1 2

Website archiving

Hello and welcome to the topic of web archiving. This article is intended to serve as a resource for all those who want to understand what website archiving is, how it is used and why it is of great importance nowadays. We will present the following content in the article:

What is web archiving?
How does web archiving work?
Why is archiving web pages important?
What is the difference between archiving and creating a backup?

This article is aimed at a wide range of marketing, digital technology, compliance, research, archiving, and records management professionals – basically anyone responsible for an organization’s digital network presence, archival compliance, or long-term preservation.

What is web archiving?

When we talk about archiving a website, we mean collecting and storing web pages and the information they contain. You can think of this process as being similar to the traditional archiving of paper documents. One starts by searching for data and information. Then content is selected, saved, and archived on a hard disk, for example.

From this point on, the information on the stored pages can be made available to the public in the archive. The following groups in particular are interested in such archives: Researchers, historians, journalists and universities, but also companies, authorities and other organizations. However, some industries are also obliged to archive their websites.

How does website archiving work?

Since the Internet contains a vast amount of web pages, archiving usually uses automatic procedures to collect and store pages. For this purpose, websites use so-called crawler software. Crawlers move around the web and within URLs, extracting and storing information as they go. These bots play an important role in the accuracy of web page collection. Due to the complexity of modern sites, this process has become a challenge for all archiving vendors.

Once crawling is complete, the archived pages, and the information they contain, are available as part of the web archive collection. These can be played and navigated as in the “live web”. However, they retain only the content published at a particular point in time.

What is a crawler?

The crawler can also be called spider bot and is an Internet bot that systematically searches the World Wide Web. Normally it exists to index a web page. This means that it includes all the information of a page in the index/register. Search engines, such as Google, use these bots to determine the ranking of the pages in the search results.

Why is archiving web pages important?

Businesses, government agencies, and organizations create websites as part of their communication with the public because they are powerful tools for marketing and information sharing. Websites represent a company’s brand, values, and personality, and document the public nature of an organization and its interactions with audiences and customers. In addition, information published on the Internet has become the primary place where we seek and receive information. For this reason, a website is considered an important public document.

Importance of website archiving for different industries

Financial services industry

Some industries, such as the legal industry and the financial industry, are required by law to retain your pages:

After the 2008 financial crisis, the financial services industry was revamped to protect consumers and increase transparency. As a result, regulated organizations must comply with a strict set of regulations that are constantly evolving and changing. Of these regulations, some are directly related to securing content in a web archive. Regulatory bodies around the world require companies to maintain accurate web records due to legal requirements to retain files, URLs and domains. This is also useful for the organization, for example, when it comes to providing important evidence in the event of a legal dispute.

Marketing industry

Today, in addition to their traditional brand assets, such as print advertising, the world’s leading brands also create and distribute extensive content on the Internet. This has led to brand archiving becoming increasingly important. Not only for preserving brand heritage, but also for keeping an accurate record of what products customers liked at any given time and what strategies worked.
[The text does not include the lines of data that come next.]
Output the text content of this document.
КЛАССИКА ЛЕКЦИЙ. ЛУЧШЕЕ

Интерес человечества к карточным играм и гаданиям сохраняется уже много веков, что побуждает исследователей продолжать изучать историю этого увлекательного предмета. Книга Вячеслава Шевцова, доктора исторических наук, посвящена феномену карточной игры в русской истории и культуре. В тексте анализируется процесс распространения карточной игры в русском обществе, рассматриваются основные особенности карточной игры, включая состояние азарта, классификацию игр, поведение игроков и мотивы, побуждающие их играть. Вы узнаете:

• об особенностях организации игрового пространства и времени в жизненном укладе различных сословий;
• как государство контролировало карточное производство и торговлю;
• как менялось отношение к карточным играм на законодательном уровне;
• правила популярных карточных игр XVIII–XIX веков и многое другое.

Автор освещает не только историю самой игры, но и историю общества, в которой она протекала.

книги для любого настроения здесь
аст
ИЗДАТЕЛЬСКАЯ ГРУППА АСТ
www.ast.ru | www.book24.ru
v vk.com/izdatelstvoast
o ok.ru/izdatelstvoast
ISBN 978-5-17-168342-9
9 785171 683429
Brands often use preservation software in other ways as well. Accordingly, a searchable archive containing digital copies is readily used to inspire the next generation of marketers. Accessing the Internet archive and enabling them to rediscover their digital heritage.

General public

Many national archives, libraries, government, and university archives store large amounts of data, URLs and domains, for cultural and historical reasons. These Internet archives serve as the basis for research for later generations. The public sector is increasingly investing in digital channels. Because of this, organizations are finding ways to expand their repositories, taking advantage of cloud servers. This allows for more efficient and flexible storage of large amounts of data. The goal is to make data accessible to researchers, officials, students and the general public in the future.

What is the difference between archiving and creating a backup?

To begin with, it should be said that both backups and Internet archives are important for preserving the web infrastructure. Backups serve more as a daily backup in case data is lost unexpectedly, such as in a fire. Archiving, on the other hand, serves more to document website development:

Backups are data-based. Here, the goal is to preserve the data of a site. The main purpose of this is to be able to restore the website if the worst happens. This can prevent files from being lost.
Archives contain the context to the data. If you browse the archives of your favorite sites, you will find that the functionality is often incomplete. However, the design, such as images and the static content of the page are mostly intact.

It’s worth noting that archiving web pages doesn’t completely eliminate data retention. In fact, one of the advantages is that users can browse archive pages as if they were “live”.